A friend of my mine calls me aside and tells me to watch what he can do. He takes a run up and leaps over one of the clumps of lantana landing on the other side and suddenly colored lights rise from the brush. Translucent, globular pinks, blues, yellows and greens tinkle and chime as they rise skyward.
I am amazed and immediately have to try.
Backing up a few steps I take a running jump over the lantana bush and see the colored lights and hear their tinkling but instead of landing on the other side, I continue to float above the ground, staying about two metres above the slope like a hovercraft as I begin to direct my flight with my eyes and my head. I can see my classmates pointing and calling. They seem worried and scared for my safety more than amazed at the spectacle.

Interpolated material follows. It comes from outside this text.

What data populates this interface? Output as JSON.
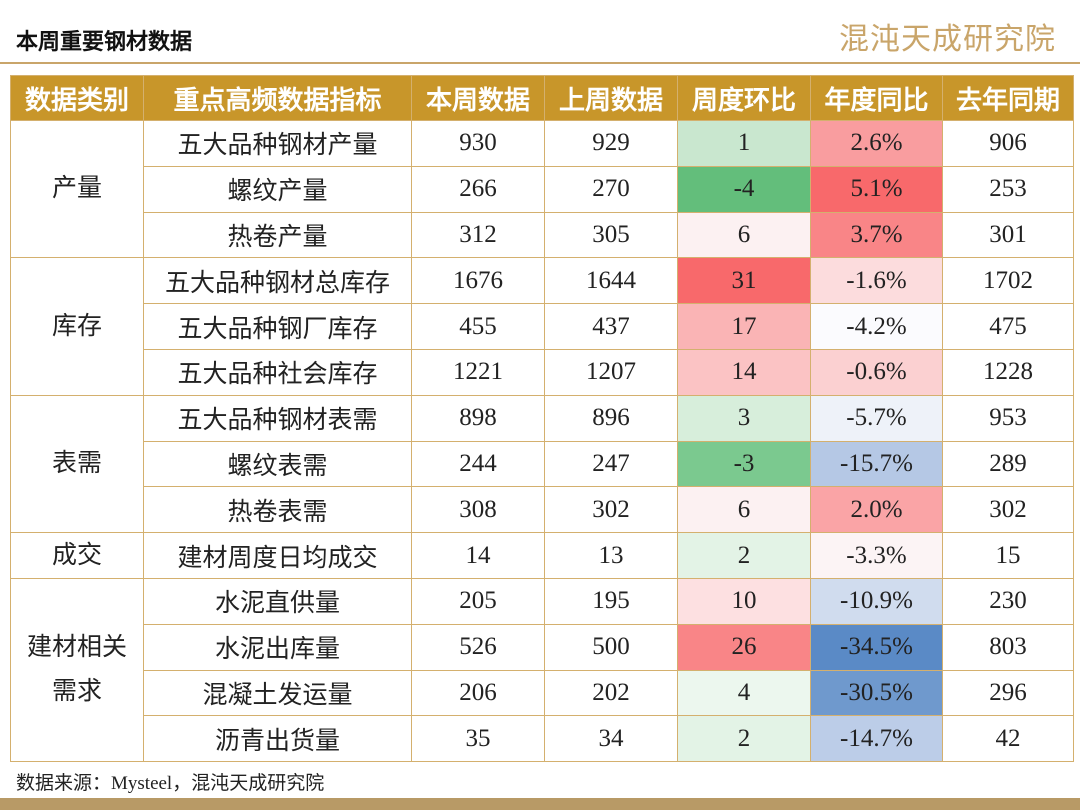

As I turn back from the edge of the clearing the sky darkens and I see the group of children heading back to the school. Now I can feel my shoulders working, beating at the air as though winged as I glide through the transparent ocean of particles.
But they have disappeared and the school is closed and dark as I fly above. Looking down from my bird's eye view I find the school compound is next to an industrial estate. There is a familiarity in the layout of the large corrugated sheds, which I recognise as the Dry Mill where my father worked for thirty years. I had also worked there during my breaks from university. As I pass over the Dry Mill where the mineral sands are sorted and bagged I notice a figure sitting eating a midnight snack under one of the conveyor belts. Suddenly I am swept forward by a strong cool wind and just as I pass out over the long brown river I recognise it is my father sitting there eating on his night shift.

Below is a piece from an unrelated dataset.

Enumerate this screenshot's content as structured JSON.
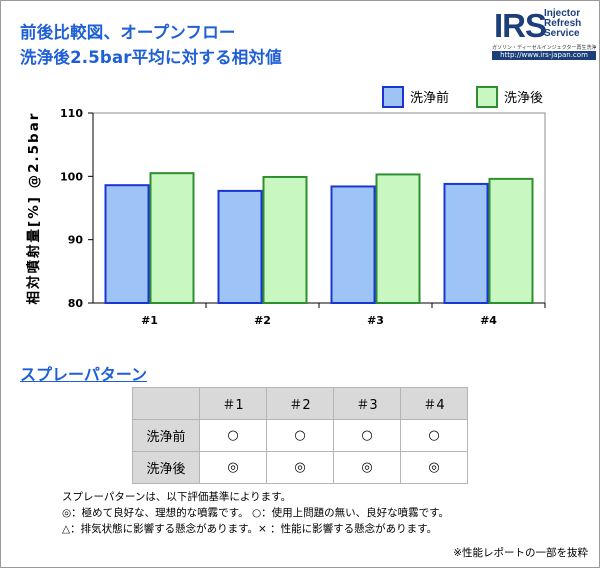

I circle around once, taking in the panorama of the city lights of the office buildings in the distance glistening on the river and the flickering streetlights layered over the sprawl of the suburbs below. Back around I swing in an arc towards the mouth of the river and the dark mass of the broad blue pacific beyond.
When I awake in the morning my shoulders and back muscles are stiff and sore. I wipe a downy feather from the corner of my mouth and hit the snooze button.
Like the grasses showing tender faces to each other, thus should we do, for this was the wish of the Grandfathers of the World.